Daruwala thinks the banks should do more outsourcing, not less. He says St George had been "developing large solutions that need armies of people going down to the kernel and changing code for every business functional need", which he thought was "completely out of whack".
The banks shouldn't be doing all that work, he says: "There is no need for you to be a champion in developing and monitoring. That is someone else's forté."
If IBM is successful in the negotiations, its partners will also likely benefit. "IBM is also leveraging its large global partners to ensure we have the very best skills and capabilities on our account," Girn says. In core banking terms, IBM partners with Temenos, Fidelity, Oracle and CSC.
St George is already on CSC's Hogan platform, which would make it an easy choice, especially if Westpac is feeling "gun shy", as Hansell put it, and many people in the industry say that Westpac is serious about doing so, adding that it would be a low risk option which would allow the bank to upgrade sections as needed. Yet the bank refuses to specify which system it intends to use as yet. Girn says there have been no decisions made as yet as to which vendors it would partner with in the execution of its strategy.
Daruwala isn't surprised the bank hasn't chosen a vendor to go with for its core upgrade yet. He believes it is very difficult for vendors to offer the same functionality that banks possess, as the financial institutions were highly customised. "No one player can claim they service the breadth," he says. "That's why the Accenture and SAP core banking deal: we'll wait and judge it when it's going live to see how really effective and how on time, on budget it really was." Oracle isn't a consideration either, he believes. He says he would pick a consortium headed by IBM and an international player such as Fiserv or Infosys.
Whichever platform the bank chooses, it has a long road of integration before it to even reach the stage where it could tinker with its deepest systems. McKinnon and Sarv certainly possess good IT experience from Commonwealth Bank days — but in the end it may be McKinnon's team building skills that save the day.

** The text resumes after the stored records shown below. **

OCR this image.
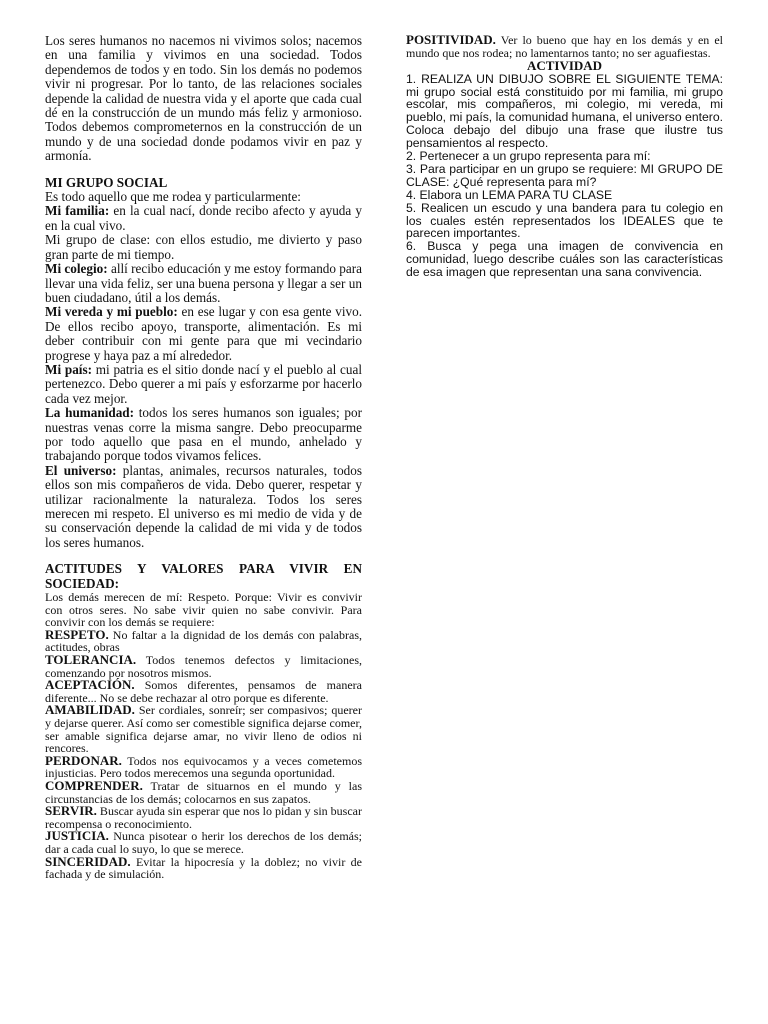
Los seres humanos no nacemos ni vivimos solos; nacemos en una familia y vivimos en una sociedad. Todos dependemos de todos y en todo. Sin los demás no podemos vivir ni progresar. Por lo tanto, de las relaciones sociales depende la calidad de nuestra vida y el aporte que cada cual dé en la construcción de un mundo más feliz y armonioso. Todos debemos comprometernos en la construcción de un mundo y de una sociedad donde podamos vivir en paz y armonía.

MI GRUPO SOCIAL

Es todo aquello que me rodea y particularmente:

Mi familia: en la cual nací, donde recibo afecto y ayuda y en la cual vivo.

Mi grupo de clase: con ellos estudio, me divierto y paso gran parte de mi tiempo.

Mi colegio: allí recibo educación y me estoy formando para llevar una vida feliz, ser una buena persona y llegar a ser un buen ciudadano, útil a los demás.

Mi vereda y mi pueblo: en ese lugar y con esa gente vivo. De ellos recibo apoyo, transporte, alimentación. Es mi deber contribuir con mi gente para que mi vecindario progrese y haya paz a mí alrededor.

Mi país: mi patria es el sitio donde nací y el pueblo al cual pertenezco. Debo querer a mi país y esforzarme por hacerlo cada vez mejor.

La humanidad: todos los seres humanos son iguales; por nuestras venas corre la misma sangre. Debo preocuparme por todo aquello que pasa en el mundo, anhelado y trabajando porque todos vivamos felices.

El universo: plantas, animales, recursos naturales, todos ellos son mis compañeros de vida. Debo querer, respetar y utilizar racionalmente la naturaleza. Todos los seres merecen mi respeto. El universo es mi medio de vida y de su conservación depende la calidad de mi vida y de todos los seres humanos.

ACTITUDES Y VALORES PARA VIVIR EN SOCIEDAD:

Los demás merecen de mí: Respeto. Porque: Vivir es convivir con otros seres. No sabe vivir quien no sabe convivir. Para convivir con los demás se requiere:

RESPETO. No faltar a la dignidad de los demás con palabras, actitudes, obras

TOLERANCIA. Todos tenemos defectos y limitaciones, comenzando por nosotros mismos.

ACEPTACIÓN. Somos diferentes, pensamos de manera diferente... No se debe rechazar al otro porque es diferente.

AMABILIDAD. Ser cordiales, sonreír; ser compasivos; querer y dejarse querer. Así como ser comestible significa dejarse comer, ser amable significa dejarse amar, no vivir lleno de odios ni rencores.

PERDONAR. Todos nos equivocamos y a veces cometemos injusticias. Pero todos merecemos una segunda oportunidad.

COMPRENDER. Tratar de situarnos en el mundo y las circunstancias de los demás; colocarnos en sus zapatos.

SERVIR. Buscar ayuda sin esperar que nos lo pidan y sin buscar recompensa o reconocimiento.

JUSTICIA. Nunca pisotear o herir los derechos de los demás; dar a cada cual lo suyo, lo que se merece.

SINCERIDAD. Evitar la hipocresía y la doblez; no vivir de fachada y de simulación.

POSITIVIDAD. Ver lo bueno que hay en los demás y en el mundo que nos rodea; no lamentarnos tanto; no ser aguafiestas.

ACTIVIDAD

1. REALIZA UN DIBUJO SOBRE EL SIGUIENTE TEMA: mi grupo social está constituido por mi familia, mi grupo escolar, mis compañeros, mi colegio, mi vereda, mi pueblo, mi país, la comunidad humana, el universo entero. Coloca debajo del dibujo una frase que ilustre tus pensamientos al respecto.

2. Pertenecer a un grupo representa para mí:

3. Para participar en un grupo se requiere: MI GRUPO DE CLASE: ¿Qué representa para mí?

4. Elabora un LEMA PARA TU CLASE

5. Realicen un escudo y una bandera para tu colegio en los cuales estén representados los IDEALES que te parecen importantes.

6. Busca y pega una imagen de convivencia en comunidad, luego describe cuáles son las características de esa imagen que representan una sana convivencia.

"It is naïve to think success in large and complex application systems replacement projects, as planned at Westpac, is due solely to the performance of senior IT managers such as CIOs and CTOs," Hansell says. "Whilst the role of senior managers is important, they are only as good as the IT professionals acting as the application systems architects and, to a lesser extent, the project managers they appoint to lead the initiatives."
Indeed, Westpac and St George might find that the IT integration hinges very much on the IT people working on it, all the way down to the bottom. This makes Kelly's announcement to freeze offshoring into a masterstroke if it was planned to get the team on side. Yet more importantly it will likely be the way both St George and Westpac march to the tune of their new executives.
Having been headhunted from other organisations, McKinnon and Girn won't know the team as well as others who have been there longer. They'll have had to learn quickly to build camaraderie. Yet the combination of the St George and Westpac IT teams, which saw some St George employees take good positions, such as former St George CIO Paul Newham becoming Westpac's chief operating officer, has been "embraced", according to Girn. And if what's said about Girn and McKinnon is true — the former's IT genius and the latter's team feel — getting everyone to work together on the IT strategy shouldn't be a problem, especially since Mr Transformation, Brad Cooper, is said to have oodles of charisma to cheer on the mob.
Kelly had better hope so. Because if they don't succeed in motivating the masses, the integration could go awry. In the poker game of bank IT, the standard flush thrown down by Commonwealth Bank last April when it announced its core refresh would become a royal flush, beating Westpac's full house of St George.